Dans les conditions actuelles de reprise de dette, telles qu'elles résultent de la loi organique du 2 août 2005, les transferts de dettes deviendront pratiquement impossibles d'ici quatre à cinq ans.

Compte tenu du coût de plus en plus prohibitif de toute reprise de dette par la Cades au fur et à mesure qu'approchera la date prévue pour l'extinction de la dette sociale, il sera vraisemblablement difficile d'éviter un débat sur une éventuelle prolongation de la durée de vie de la caisse au moyen d'une modification de l'ordonnance de 1996 par le biais d'une loi organique.

En effet, s'il se révèle absolument impossible d'éteindre la dette sociale à l'horizon prévu, il n'est pas certain que la création d'une nouvelle structure de cantonnement serait plus efficace que la prorogation d'un outil qui a fait la preuve de la qualité de sa gestion.

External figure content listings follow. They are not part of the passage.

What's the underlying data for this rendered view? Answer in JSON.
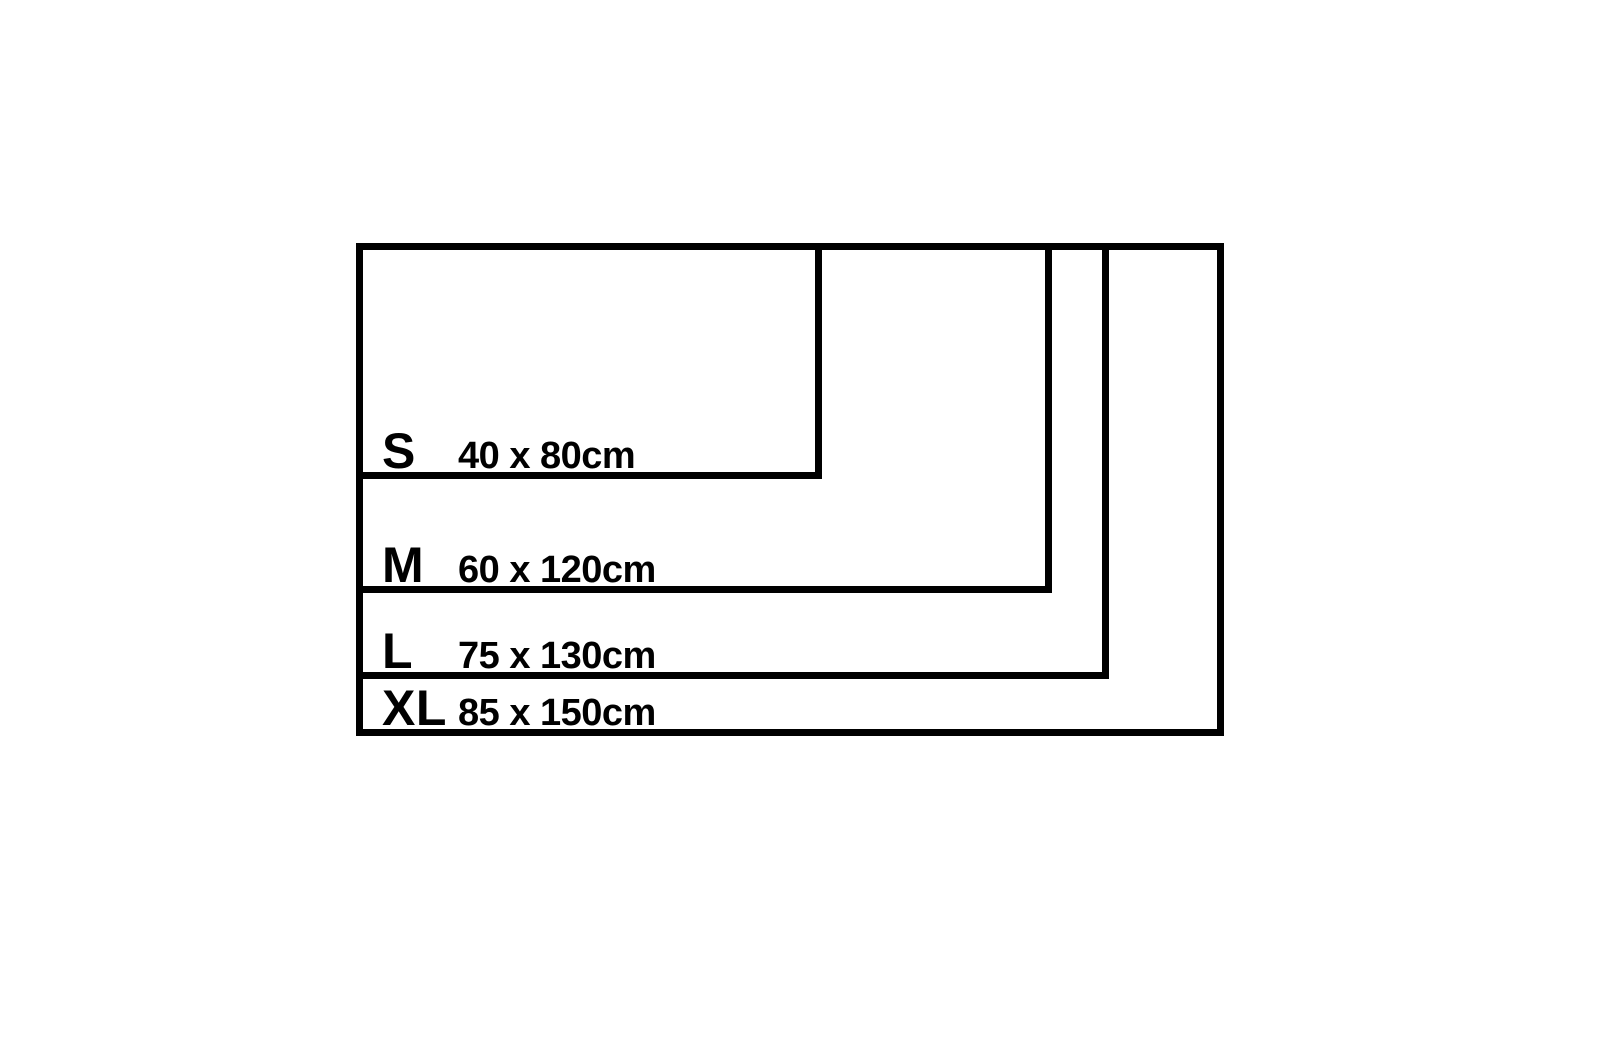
{
  "page": {
    "background_color": "#ffffff",
    "line_color": "#000000"
  },
  "chart_data": {
    "type": "diagram",
    "title": "",
    "unit": "cm",
    "layout": "nested rectangles sharing top-left corner, drawn to scale",
    "sizes": [
      {
        "label": "S",
        "size_text": "40 x 80cm",
        "height_cm": 40,
        "width_cm": 80
      },
      {
        "label": "M",
        "size_text": "60 x 120cm",
        "height_cm": 60,
        "width_cm": 120
      },
      {
        "label": "L",
        "size_text": "75 x 130cm",
        "height_cm": 75,
        "width_cm": 130
      },
      {
        "label": "XL",
        "size_text": "85 x 150cm",
        "height_cm": 85,
        "width_cm": 150
      }
    ]
  }
}
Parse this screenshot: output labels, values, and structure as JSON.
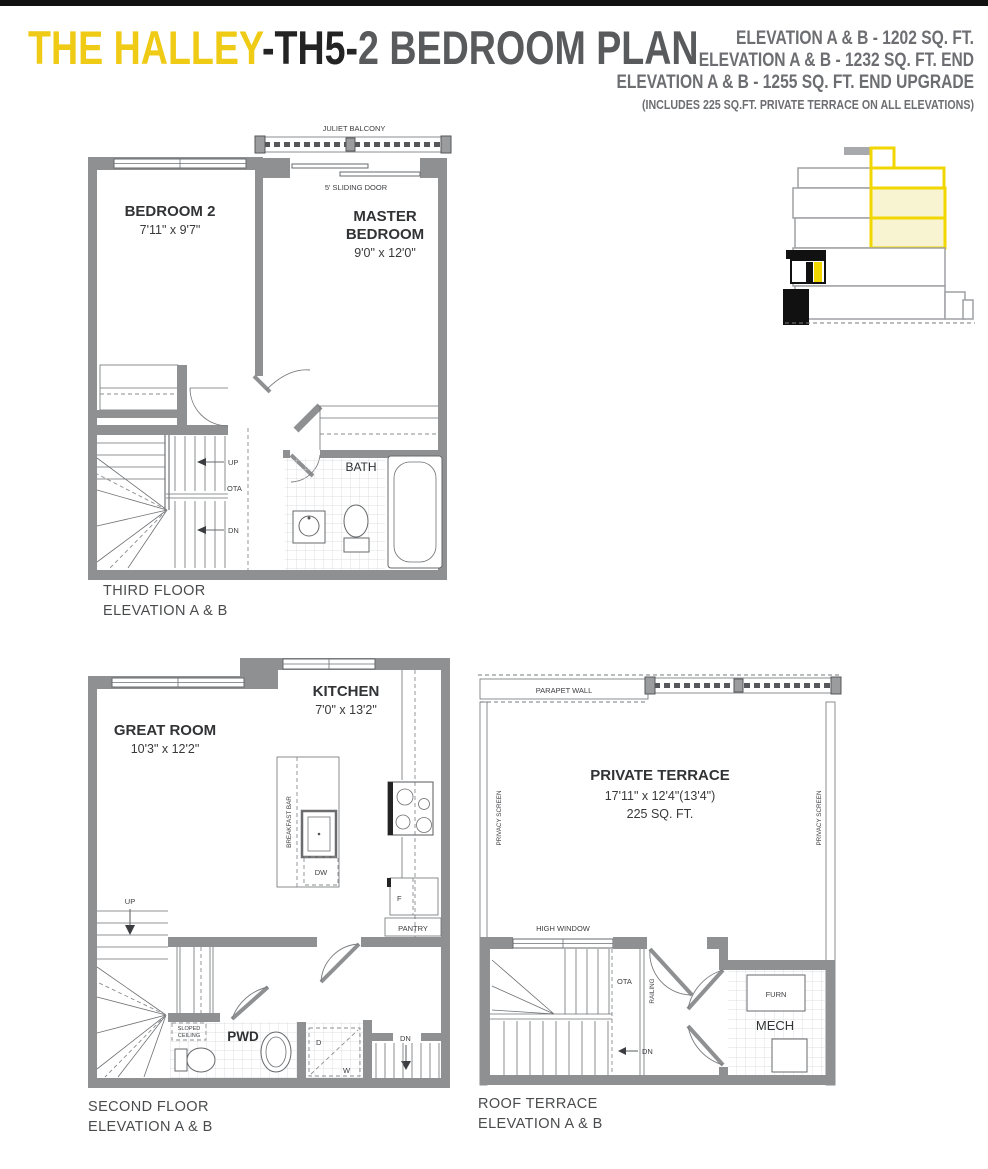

Il reste que supprimer le verrou posé par le législateur organique en 2005 pourrait conduire à une pérennisation durable de la Cades, à une banalisation de la dette sociale et à un report de cette dette sur les générations futures que le législateur a précisément souhaité empêcher jusqu'à présent.

Dans ces conditions, une éventuelle modification de la loi organique sur ce point ne devrait intervenir qu'en encadrant très strictement la prolongation de la durée d'existence de la Cades, celle-ci devant au minimum être accompagnée d'un transfert de ressources nouvelles, afin de marquer la détermination des pouvoirs publics à conserver un horizon raisonnable pour le remboursement des dettes que provoqueront les déficits en cours de formation.

* 6 Euro overnight index average : taux interbancaire au jour le jour.

* 7 Taux des emprunts interbancaires à trois mois.